During the year under consideration, the assessee-company has shown loss on the sale its 100% share holding in Apollo Tyres A.G., Switzerland (ATAG) to Apollo Tyres Cyprus Pvt. Ltd. (ATC) and claimed the same as business expenditure. The assessee company claimed that the ATAG was set up in 2007 as 100% subsidiary of the appellant company with an objective of undertaking sales and marketing of the products of the brand of the appellant company and the investment was made in the subsidiary company as a measure of commercial expediency.The AO completed assessment by holding that the said investment in shares cannot be held as business activity as the appellant was itself showing the said shares under the head investment.The draft assessment order was confirmed by the DRP.

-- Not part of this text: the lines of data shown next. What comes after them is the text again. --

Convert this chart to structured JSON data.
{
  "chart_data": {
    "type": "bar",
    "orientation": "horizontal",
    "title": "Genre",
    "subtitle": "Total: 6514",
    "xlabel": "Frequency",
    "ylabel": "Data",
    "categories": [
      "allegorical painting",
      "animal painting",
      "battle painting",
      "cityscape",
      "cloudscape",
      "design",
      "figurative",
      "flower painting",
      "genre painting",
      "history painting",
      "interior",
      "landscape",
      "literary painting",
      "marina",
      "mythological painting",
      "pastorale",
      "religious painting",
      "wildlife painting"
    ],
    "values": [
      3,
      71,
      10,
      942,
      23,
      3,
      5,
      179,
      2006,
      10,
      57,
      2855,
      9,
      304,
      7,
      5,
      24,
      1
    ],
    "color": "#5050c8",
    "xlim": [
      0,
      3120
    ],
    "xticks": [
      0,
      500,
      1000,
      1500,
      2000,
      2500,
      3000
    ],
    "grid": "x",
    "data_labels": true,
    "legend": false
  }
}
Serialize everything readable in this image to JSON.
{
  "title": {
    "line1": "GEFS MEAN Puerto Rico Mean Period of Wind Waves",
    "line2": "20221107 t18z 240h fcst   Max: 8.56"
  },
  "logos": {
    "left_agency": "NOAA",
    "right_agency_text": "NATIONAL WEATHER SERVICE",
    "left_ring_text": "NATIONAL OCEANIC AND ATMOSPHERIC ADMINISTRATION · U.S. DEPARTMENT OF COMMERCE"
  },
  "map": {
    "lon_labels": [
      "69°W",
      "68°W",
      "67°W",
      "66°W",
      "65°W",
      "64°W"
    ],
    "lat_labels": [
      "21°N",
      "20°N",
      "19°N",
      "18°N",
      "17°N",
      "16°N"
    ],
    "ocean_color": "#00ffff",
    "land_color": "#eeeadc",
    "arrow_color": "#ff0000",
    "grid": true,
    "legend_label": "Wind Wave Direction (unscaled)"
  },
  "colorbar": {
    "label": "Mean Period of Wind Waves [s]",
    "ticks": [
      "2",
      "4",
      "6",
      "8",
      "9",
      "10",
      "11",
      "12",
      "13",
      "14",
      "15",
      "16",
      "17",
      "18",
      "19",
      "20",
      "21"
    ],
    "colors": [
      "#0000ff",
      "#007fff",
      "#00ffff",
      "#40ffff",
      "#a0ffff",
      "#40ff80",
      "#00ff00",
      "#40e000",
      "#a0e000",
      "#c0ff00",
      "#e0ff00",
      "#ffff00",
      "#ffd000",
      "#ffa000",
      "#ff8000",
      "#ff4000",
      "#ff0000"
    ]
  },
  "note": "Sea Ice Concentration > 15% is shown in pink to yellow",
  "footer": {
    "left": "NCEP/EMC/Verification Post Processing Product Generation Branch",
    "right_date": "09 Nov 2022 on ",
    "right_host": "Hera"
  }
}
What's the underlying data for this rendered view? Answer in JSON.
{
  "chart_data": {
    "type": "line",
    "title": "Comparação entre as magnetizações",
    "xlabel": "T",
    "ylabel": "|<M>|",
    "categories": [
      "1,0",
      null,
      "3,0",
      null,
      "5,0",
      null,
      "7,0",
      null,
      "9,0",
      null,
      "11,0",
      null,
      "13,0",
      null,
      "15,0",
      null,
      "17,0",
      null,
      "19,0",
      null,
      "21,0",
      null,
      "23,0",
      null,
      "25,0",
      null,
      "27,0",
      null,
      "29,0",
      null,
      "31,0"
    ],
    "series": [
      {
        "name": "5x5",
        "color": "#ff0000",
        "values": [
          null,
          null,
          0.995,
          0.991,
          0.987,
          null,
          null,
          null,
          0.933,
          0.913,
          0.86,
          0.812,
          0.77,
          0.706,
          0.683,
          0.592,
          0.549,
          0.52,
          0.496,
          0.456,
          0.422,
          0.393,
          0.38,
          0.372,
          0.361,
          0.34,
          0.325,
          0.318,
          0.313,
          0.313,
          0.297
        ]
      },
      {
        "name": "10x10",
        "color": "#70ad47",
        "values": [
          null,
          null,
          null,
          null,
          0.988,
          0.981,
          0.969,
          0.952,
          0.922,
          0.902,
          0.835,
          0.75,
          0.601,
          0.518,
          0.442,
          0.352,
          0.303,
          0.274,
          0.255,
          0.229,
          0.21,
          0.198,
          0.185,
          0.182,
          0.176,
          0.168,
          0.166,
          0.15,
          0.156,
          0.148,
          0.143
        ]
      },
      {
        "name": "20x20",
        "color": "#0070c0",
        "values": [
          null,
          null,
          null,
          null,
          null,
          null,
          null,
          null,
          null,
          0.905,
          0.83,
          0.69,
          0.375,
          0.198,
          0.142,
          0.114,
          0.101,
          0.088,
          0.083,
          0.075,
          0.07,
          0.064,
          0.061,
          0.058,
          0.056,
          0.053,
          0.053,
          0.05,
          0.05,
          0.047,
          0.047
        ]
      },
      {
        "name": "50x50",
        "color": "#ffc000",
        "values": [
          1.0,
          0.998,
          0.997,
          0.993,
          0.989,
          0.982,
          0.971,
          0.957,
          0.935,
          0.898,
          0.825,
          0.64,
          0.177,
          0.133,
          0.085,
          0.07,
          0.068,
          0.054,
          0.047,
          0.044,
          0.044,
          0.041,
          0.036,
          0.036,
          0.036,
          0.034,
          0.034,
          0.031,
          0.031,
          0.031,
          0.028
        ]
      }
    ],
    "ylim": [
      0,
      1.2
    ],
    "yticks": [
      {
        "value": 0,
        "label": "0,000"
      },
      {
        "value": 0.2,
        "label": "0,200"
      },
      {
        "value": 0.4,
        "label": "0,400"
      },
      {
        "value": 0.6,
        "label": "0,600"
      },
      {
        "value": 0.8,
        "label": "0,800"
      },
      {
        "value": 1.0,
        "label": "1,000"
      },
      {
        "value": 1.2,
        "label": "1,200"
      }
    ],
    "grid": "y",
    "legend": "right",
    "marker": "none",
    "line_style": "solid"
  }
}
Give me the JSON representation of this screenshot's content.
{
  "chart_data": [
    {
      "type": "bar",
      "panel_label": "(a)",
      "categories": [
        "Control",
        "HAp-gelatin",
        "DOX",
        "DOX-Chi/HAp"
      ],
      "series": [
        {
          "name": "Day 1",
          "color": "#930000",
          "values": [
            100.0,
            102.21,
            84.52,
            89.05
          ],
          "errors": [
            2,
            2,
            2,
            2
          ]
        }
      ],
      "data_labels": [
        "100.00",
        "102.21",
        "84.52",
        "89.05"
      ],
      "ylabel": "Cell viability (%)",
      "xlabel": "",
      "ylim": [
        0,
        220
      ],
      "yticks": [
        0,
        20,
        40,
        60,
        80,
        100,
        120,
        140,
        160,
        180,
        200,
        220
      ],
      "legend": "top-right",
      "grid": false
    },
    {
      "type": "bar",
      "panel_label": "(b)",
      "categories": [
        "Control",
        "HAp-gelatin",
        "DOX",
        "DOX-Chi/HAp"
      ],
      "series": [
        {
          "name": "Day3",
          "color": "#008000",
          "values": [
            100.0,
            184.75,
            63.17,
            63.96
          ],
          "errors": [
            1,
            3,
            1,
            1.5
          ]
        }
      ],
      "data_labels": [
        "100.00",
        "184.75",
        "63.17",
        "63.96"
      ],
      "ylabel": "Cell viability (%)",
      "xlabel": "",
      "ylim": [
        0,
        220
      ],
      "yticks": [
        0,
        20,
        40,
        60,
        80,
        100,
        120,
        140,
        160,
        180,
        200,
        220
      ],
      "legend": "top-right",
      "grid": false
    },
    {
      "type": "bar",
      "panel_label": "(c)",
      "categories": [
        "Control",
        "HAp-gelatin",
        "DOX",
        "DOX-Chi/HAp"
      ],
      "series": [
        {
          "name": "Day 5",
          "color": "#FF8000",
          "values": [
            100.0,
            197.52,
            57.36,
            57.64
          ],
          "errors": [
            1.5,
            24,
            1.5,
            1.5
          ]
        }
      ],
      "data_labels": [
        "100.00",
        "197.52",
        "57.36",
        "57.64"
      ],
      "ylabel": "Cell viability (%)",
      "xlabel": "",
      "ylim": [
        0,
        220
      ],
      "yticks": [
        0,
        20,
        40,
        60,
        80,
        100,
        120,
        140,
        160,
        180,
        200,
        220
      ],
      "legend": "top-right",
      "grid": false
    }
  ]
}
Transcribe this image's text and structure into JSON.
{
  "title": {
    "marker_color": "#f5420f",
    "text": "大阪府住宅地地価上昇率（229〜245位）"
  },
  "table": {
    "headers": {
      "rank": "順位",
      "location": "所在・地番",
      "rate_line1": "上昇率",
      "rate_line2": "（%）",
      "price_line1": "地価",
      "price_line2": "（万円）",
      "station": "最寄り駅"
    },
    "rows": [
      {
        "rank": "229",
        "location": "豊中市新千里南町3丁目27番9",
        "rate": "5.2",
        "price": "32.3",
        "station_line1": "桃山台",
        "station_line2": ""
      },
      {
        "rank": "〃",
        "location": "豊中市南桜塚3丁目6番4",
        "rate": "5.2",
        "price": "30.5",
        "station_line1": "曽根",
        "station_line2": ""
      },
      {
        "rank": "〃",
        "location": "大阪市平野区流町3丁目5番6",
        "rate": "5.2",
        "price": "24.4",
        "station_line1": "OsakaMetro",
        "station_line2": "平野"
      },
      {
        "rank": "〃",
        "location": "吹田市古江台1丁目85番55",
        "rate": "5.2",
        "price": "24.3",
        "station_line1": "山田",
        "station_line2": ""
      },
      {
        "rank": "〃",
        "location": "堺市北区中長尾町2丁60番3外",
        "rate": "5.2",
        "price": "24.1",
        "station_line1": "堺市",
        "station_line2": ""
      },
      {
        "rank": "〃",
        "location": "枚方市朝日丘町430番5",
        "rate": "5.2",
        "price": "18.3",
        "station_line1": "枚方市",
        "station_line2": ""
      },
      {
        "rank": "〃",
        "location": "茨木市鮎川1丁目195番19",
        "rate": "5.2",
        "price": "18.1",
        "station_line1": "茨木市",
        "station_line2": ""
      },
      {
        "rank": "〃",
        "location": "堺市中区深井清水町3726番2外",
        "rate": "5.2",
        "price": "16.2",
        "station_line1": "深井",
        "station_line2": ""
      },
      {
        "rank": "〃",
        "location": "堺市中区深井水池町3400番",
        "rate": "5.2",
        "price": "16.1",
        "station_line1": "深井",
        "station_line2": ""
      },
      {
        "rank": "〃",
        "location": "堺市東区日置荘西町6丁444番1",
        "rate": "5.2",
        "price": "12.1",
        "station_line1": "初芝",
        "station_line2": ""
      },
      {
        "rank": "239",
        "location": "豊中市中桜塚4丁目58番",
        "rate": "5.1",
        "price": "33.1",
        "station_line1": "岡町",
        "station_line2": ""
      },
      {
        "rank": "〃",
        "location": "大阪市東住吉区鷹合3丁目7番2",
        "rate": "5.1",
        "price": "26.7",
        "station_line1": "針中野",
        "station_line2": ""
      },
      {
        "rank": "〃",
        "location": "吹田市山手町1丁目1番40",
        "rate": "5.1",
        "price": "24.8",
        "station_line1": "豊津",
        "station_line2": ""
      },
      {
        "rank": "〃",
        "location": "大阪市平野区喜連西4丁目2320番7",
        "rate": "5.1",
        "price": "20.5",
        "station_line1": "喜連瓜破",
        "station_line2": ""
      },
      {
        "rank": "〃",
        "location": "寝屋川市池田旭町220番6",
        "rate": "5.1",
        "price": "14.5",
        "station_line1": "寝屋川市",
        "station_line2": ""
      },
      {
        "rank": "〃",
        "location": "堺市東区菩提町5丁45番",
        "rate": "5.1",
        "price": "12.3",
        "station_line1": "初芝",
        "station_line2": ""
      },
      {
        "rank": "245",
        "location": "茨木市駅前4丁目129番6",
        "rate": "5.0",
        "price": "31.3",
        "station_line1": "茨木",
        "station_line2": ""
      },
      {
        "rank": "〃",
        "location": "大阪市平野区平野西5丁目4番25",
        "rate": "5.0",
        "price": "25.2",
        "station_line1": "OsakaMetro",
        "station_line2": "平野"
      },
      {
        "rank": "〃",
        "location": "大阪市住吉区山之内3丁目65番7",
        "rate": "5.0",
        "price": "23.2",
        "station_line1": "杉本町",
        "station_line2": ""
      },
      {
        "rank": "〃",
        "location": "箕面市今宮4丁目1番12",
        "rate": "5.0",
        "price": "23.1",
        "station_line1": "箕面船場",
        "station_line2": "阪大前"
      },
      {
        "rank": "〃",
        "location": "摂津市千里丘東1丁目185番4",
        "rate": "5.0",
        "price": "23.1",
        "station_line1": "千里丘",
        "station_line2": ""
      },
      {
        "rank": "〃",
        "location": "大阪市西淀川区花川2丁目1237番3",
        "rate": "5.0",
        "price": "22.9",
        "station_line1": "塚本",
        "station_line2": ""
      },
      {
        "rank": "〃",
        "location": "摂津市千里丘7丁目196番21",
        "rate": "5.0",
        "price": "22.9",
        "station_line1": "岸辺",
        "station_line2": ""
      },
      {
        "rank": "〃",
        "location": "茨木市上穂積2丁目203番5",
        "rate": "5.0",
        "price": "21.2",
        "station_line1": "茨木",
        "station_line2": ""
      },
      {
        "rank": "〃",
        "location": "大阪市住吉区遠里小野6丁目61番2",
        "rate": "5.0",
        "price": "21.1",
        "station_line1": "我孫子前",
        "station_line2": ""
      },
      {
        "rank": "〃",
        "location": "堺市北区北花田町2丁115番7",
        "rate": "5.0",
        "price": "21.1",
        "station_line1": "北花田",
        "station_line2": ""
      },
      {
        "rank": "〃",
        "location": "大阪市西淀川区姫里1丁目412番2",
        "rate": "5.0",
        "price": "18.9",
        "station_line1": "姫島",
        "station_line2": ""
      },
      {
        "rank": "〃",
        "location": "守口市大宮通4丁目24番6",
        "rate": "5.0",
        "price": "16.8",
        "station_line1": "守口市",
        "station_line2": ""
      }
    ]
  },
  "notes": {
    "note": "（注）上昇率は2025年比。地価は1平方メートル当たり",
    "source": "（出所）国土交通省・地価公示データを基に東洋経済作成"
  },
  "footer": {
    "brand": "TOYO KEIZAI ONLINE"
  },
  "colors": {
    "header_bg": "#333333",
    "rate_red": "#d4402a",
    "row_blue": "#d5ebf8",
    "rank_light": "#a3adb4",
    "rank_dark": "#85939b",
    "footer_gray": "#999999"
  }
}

The division bench allowed the claim of the assessee-company that the investment was made for commercial purposes and not for purpose of accretion of investment by pointing out that there is no evidence to show that the said subsidiary company was doing any activity completely independent and unrelated to the activities carried out by the appellant company. “The only thing that was required to be examine in the present case was whether the expenditure was made as a prudent businessman for the purpose of business.”

“The unity of objectives of the appellant company and the subsidiary company clearly shows that the investment was in the nature of a trade investment only. The decision to invest in the subsidiary was not such that a prudent business man would not have made it.”

The bench noticed the decision in the case of DCIT Vs. Gujarat Small Industries Corporation wherein the ITAT Ahmedabad bench held that “As per the memorandum of association of the assessee, the main object of the assessee was to promote the interest of SSI units in the State. The main object of the assessee was to help industrial concerns in various ways and help industrial growth of the State. Obviously, the company G was floated for the same purpose as a subsidiary and later on sold off when the loss started mounting. In view of that fact, it was found that investment in shares of company by the assessee was in the nature of trade investment.”